Это был молодой следователь прокуратуры Сергей Виноградов. Действительно, похож на фоторобот! Человек с безупречной репутацией. Над ним посмеялись и только. Всерьез никто не счел его возможным маньяком. Ладный парень, общественник, прошел Афган. Ему прочили хорошую карьеру. Красивый парень, любимец девушек. Да и женат счастливо, дочку-красавицу воспитывает. Правда, местные шутники все-таки поддразнивали его. И следователя это порядком раздражало.

А через несколько дней Виноградов пошел в атаку, отправился к начальнику.

— На меня пальцем тыкают. Убийцей называют. Требую немедленно провести опознание.

Врачи не разрешили очную ставку: девушка еще было слишком больна. Но показали ей несколько четких фотографий, включая виноградовскую. Она его не опознала. Дело решено. Виноградов здесь точно не при чем.

Тройное убийство

Несколько месяцев опера разрабатывали знакомых машиной мамы. А потом случилось новое зверство. Задушены мама, дочь и ее подруга. История похожая. Поздней ночью мать пустила незнакомца в квартиру — и вот результат. Почерк похожий. Что ж, дело поручили следователю Виноградову — молодому, образованному и прыткому.

Тщательный осмотр квартиры привел к удивительному открытию. В квартире нашли отпечатки пальцев серийного убийцы Бориса Шапкина, который на тот момент отбывал срок. И снова можно было подозревать некоего человека, причастного к милицейскому архиву. Потом отпечатки чудесным образом пропали. Как будто кто-то играл с милиционерами в странную игру. А Виноградов уже выдвинул несколько версий.

Показания соседа

Через несколько дней — новое убийство. Мама нашла дома зарезанную дочь. На этот раз один из соседей жертвы дал точные показания.
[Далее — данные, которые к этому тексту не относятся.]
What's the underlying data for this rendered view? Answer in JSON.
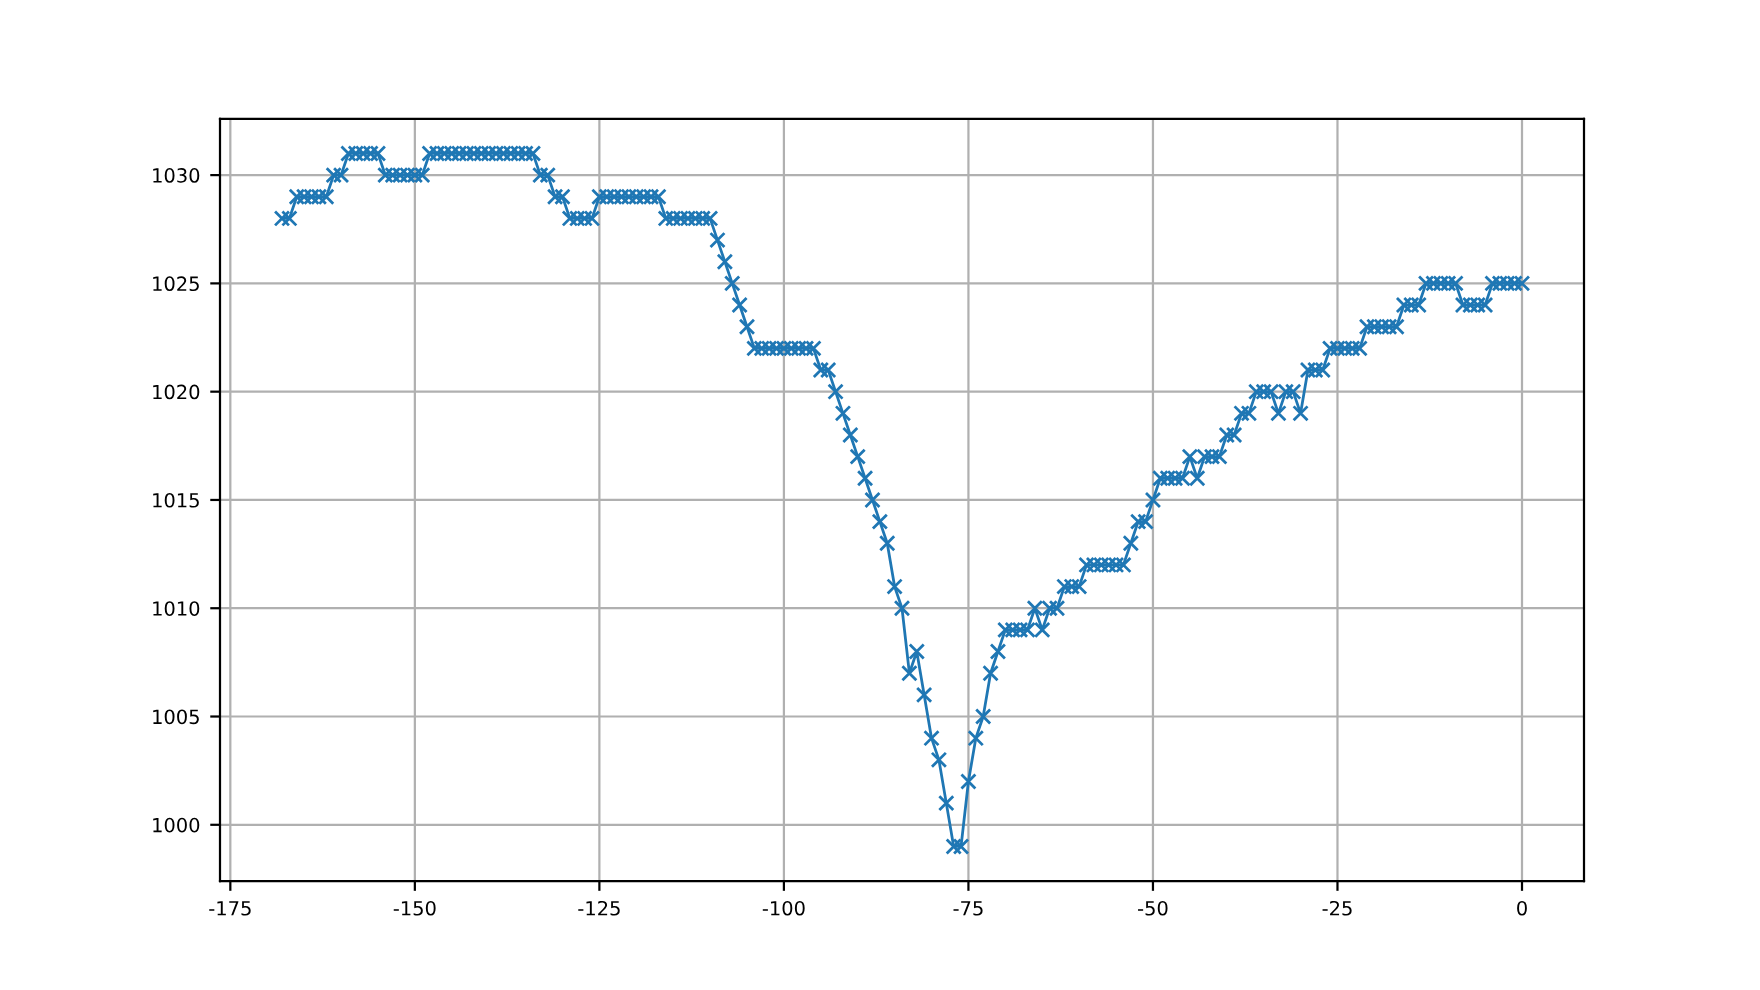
{
  "chart_data": {
    "type": "line",
    "x": [
      -168,
      -167,
      -166,
      -165,
      -164,
      -163,
      -162,
      -161,
      -160,
      -159,
      -158,
      -157,
      -156,
      -155,
      -154,
      -153,
      -152,
      -151,
      -150,
      -149,
      -148,
      -147,
      -146,
      -145,
      -144,
      -143,
      -142,
      -141,
      -140,
      -139,
      -138,
      -137,
      -136,
      -135,
      -134,
      -133,
      -132,
      -131,
      -130,
      -129,
      -128,
      -127,
      -126,
      -125,
      -124,
      -123,
      -122,
      -121,
      -120,
      -119,
      -118,
      -117,
      -116,
      -115,
      -114,
      -113,
      -112,
      -111,
      -110,
      -109,
      -108,
      -107,
      -106,
      -105,
      -104,
      -103,
      -102,
      -101,
      -100,
      -99,
      -98,
      -97,
      -96,
      -95,
      -94,
      -93,
      -92,
      -91,
      -90,
      -89,
      -88,
      -87,
      -86,
      -85,
      -84,
      -83,
      -82,
      -81,
      -80,
      -79,
      -78,
      -77,
      -76,
      -75,
      -74,
      -73,
      -72,
      -71,
      -70,
      -69,
      -68,
      -67,
      -66,
      -65,
      -64,
      -63,
      -62,
      -61,
      -60,
      -59,
      -58,
      -57,
      -56,
      -55,
      -54,
      -53,
      -52,
      -51,
      -50,
      -49,
      -48,
      -47,
      -46,
      -45,
      -44,
      -43,
      -42,
      -41,
      -40,
      -39,
      -38,
      -37,
      -36,
      -35,
      -34,
      -33,
      -32,
      -31,
      -30,
      -29,
      -28,
      -27,
      -26,
      -25,
      -24,
      -23,
      -22,
      -21,
      -20,
      -19,
      -18,
      -17,
      -16,
      -15,
      -14,
      -13,
      -12,
      -11,
      -10,
      -9,
      -8,
      -7,
      -6,
      -5,
      -4,
      -3,
      -2,
      -1,
      0
    ],
    "series": [
      {
        "color": "#1f77b4",
        "values": [
          1028,
          1028,
          1029,
          1029,
          1029,
          1029,
          1029,
          1030,
          1030,
          1031,
          1031,
          1031,
          1031,
          1031,
          1030,
          1030,
          1030,
          1030,
          1030,
          1030,
          1031,
          1031,
          1031,
          1031,
          1031,
          1031,
          1031,
          1031,
          1031,
          1031,
          1031,
          1031,
          1031,
          1031,
          1031,
          1030,
          1030,
          1029,
          1029,
          1028,
          1028,
          1028,
          1028,
          1029,
          1029,
          1029,
          1029,
          1029,
          1029,
          1029,
          1029,
          1029,
          1028,
          1028,
          1028,
          1028,
          1028,
          1028,
          1028,
          1027,
          1026,
          1025,
          1024,
          1023,
          1022,
          1022,
          1022,
          1022,
          1022,
          1022,
          1022,
          1022,
          1022,
          1021,
          1021,
          1020,
          1019,
          1018,
          1017,
          1016,
          1015,
          1014,
          1013,
          1011,
          1010,
          1007,
          1008,
          1006,
          1004,
          1003,
          1001,
          999,
          999,
          1002,
          1004,
          1005,
          1007,
          1008,
          1009,
          1009,
          1009,
          1009,
          1010,
          1009,
          1010,
          1010,
          1011,
          1011,
          1011,
          1012,
          1012,
          1012,
          1012,
          1012,
          1012,
          1013,
          1014,
          1014,
          1015,
          1016,
          1016,
          1016,
          1016,
          1017,
          1016,
          1017,
          1017,
          1017,
          1018,
          1018,
          1019,
          1019,
          1020,
          1020,
          1020,
          1019,
          1020,
          1020,
          1019,
          1021,
          1021,
          1021,
          1022,
          1022,
          1022,
          1022,
          1022,
          1023,
          1023,
          1023,
          1023,
          1023,
          1024,
          1024,
          1024,
          1025,
          1025,
          1025,
          1025,
          1025,
          1024,
          1024,
          1024,
          1024,
          1025,
          1025,
          1025,
          1025,
          1025
        ]
      }
    ],
    "xlim": [
      -176.4,
      8.4
    ],
    "xticks": [
      -175,
      -150,
      -125,
      -100,
      -75,
      -50,
      -25,
      0
    ],
    "ylim": [
      997.4,
      1032.6
    ],
    "yticks": [
      1000,
      1005,
      1010,
      1015,
      1020,
      1025,
      1030
    ],
    "grid": true,
    "marker": "cross",
    "line_style": "solid"
  }
}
— В квартиру приходил следователь. Я знаю его, был на допросе. Его фамилия Виноградов.

Не верить соседу не было никаких оснований.

Мозаика сошлась.

Что делать? Взять коллегу надо чисто, как никогда. Виноградову сказали, что нужно ехать на мокрое дело — но сначала посоветоваться с прокурором. Он спокойно отправился к начальству.
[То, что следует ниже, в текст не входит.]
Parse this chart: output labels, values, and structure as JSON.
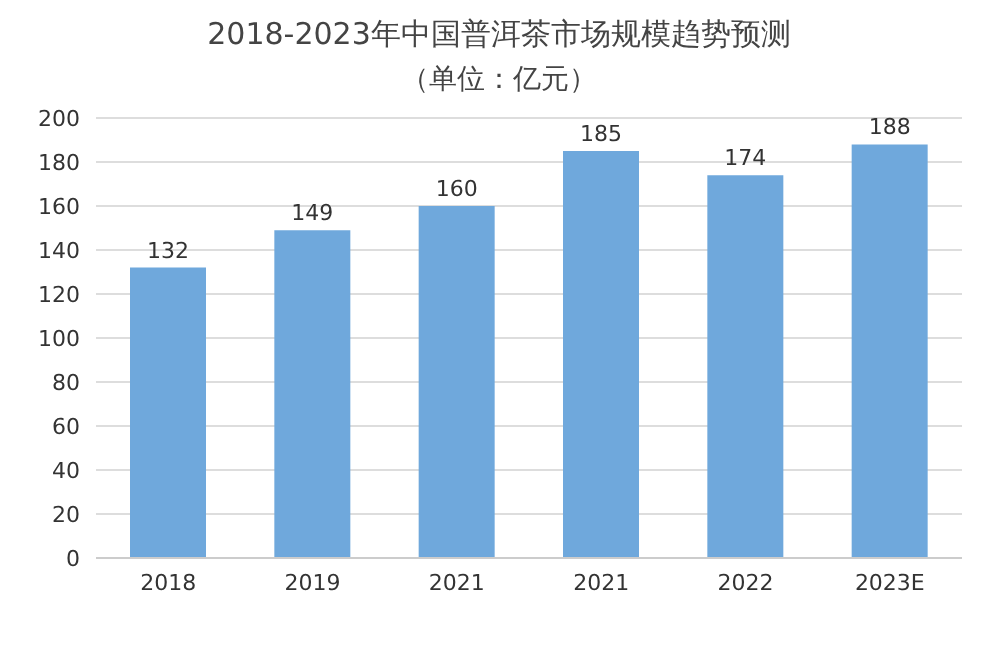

Прокурор и начальник райотдела милиции уже ждали Виноградова в кабинете. Он вошел. Его окружили коллеги. Прокурор, не поднимая глаз, тихо задал вопрос:

— Где ты был вчера ночью?

Прыжок из окна

Виноградов сразу все понял и раскрылся. Он прыгнул на подоконник, вышиб окно и прыгнул — правда, неудачно, головой об асфальт. Взревел. Но его уже прижимал к земле начальник районного управления милиции.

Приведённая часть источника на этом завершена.